Bielschowsky silver impregnation — a reduction silver method that stains neurofibrils (intracellular) and neuritic processes (axons and dendrites) black against a pale brown background. It demonstrates neurofibrillary tangles (intracellular, flame-shaped tangles in Alzheimer disease), neuritic plaques (extracellular deposits of amyloid with dystrophic neurites), Pick bodies (round, intracytoplasmic inclusions in Pick disease), and neuropil threads (dystrophic neurites in the neuropil).

NeuN IHC (Neuronal Nuclei) — a specific marker of mature neurons. NeuN is a nuclear protein expressed in most neuronal types (exceptions include cerebellar Purkinje cells, retinal photoreceptors, and inferior olivary neurons). Loss of NeuN staining indicates neuronal injury or death.

Neurofilament (NF) IHC — detects the axonal cytoskeleton. Neurofilament stains demonstrate axonal spheroids (swollen, NF-positive axons in axonal injury) and torpedoes (swollen Purkinje cell axons in cerebellar degeneration). NF is also used for assessing axonal density in peripheral nerve biopsies.

Glial Stains

GFAP (glial fibrillary acidic protein) IHC is the defining marker of astrocytes. In normal brain, GFAP stains protoplasmic and fibrous astrocytes with fine, branching processes. In reactive astrogliosis (response to any CNS injury), GFAP upregulation produces hypertrophy of cell bodies and processes — “gemistocytic” astrocytes. GFAP is also the lineage marker for astrocytic tumors (astrocytoma, glioblastoma, pleomorphic xanthoastrocytoma).

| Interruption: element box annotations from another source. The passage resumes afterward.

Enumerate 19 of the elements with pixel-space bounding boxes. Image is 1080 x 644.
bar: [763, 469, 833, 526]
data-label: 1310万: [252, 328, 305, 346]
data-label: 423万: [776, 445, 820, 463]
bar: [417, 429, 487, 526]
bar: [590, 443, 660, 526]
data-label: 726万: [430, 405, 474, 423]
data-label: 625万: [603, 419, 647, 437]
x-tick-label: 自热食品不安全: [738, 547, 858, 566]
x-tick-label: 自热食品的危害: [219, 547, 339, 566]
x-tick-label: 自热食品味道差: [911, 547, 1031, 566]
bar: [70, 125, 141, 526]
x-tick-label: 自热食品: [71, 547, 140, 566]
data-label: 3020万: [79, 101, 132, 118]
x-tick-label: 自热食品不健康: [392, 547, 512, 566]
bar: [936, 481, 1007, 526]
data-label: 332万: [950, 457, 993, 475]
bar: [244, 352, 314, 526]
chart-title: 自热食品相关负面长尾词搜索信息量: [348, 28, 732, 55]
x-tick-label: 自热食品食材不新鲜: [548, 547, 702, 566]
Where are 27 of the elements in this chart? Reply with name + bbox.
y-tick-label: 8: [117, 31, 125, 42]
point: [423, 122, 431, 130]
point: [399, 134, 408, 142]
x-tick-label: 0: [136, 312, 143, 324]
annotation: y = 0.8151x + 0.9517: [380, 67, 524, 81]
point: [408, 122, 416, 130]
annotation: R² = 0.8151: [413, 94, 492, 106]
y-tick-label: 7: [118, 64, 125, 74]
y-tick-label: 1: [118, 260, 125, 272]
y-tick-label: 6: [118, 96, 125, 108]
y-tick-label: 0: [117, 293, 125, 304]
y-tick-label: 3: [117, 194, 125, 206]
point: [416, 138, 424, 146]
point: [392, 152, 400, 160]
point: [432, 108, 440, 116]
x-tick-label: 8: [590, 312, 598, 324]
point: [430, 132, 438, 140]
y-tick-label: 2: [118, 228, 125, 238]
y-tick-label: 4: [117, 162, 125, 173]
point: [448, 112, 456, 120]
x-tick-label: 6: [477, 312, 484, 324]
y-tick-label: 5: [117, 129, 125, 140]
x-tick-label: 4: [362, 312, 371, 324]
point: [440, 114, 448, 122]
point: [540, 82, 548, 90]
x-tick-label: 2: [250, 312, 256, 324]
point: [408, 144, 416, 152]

Olig2 IHC — nuclear marker of oligodendrocytes and their precursors. Olig2 is expressed in oligodendrogliomas and is a sensitive marker for glial neoplasms. It is also expressed in a subset of pineal parenchymal tumors.

Iba1 IHC (ionized calcium-binding adaptor molecule 1) — a microglia-specific marker that stains both resting (ramified) and activated (amoeboid) microglia. Activated microglia are upregulated in neurodegenerative diseases (Alzheimer, Parkinson, ALS), multiple sclerosis, and infection. CD68 — a lysosomal marker in macrophages and activated microglia, used to assess the degree of inflammatory infiltrate.

Applications in Demyelinating Disease

Multiple sclerosis — LFB demonstrates well-demarcated, perivenular demyelinating plaques in white matter. Neurofilament IHC shows relative axonal preservation within the plaque. MBP IHC confirms myelin loss. CD68 IHC highlights macrophage/microglial infiltration. GFAP IHC shows reactive astrogliosis at the plaque edge.

Progressive multifocal leukoencephalopathy (PML) — JC virus infection of oligodendrocytes causes patchy demyelination with enlarged, virally infected oligodendroglial nuclei. LFB shows myelin loss; SV40 IHC (cross-reacts with JC virus) confirms the diagnosis.

Leukodystrophies — inborn errors of myelin metabolism (metachromatic leukodystrophy, adrenoleukodystrophy, Krabbe disease) show diffuse myelin loss on LFB with specific storage material identified by special stains. Quality assurance for neuropathology stains includes known positive controls (brain with Alzheimer pathology for Bielschowsky, multiple sclerosis plaque for LFB).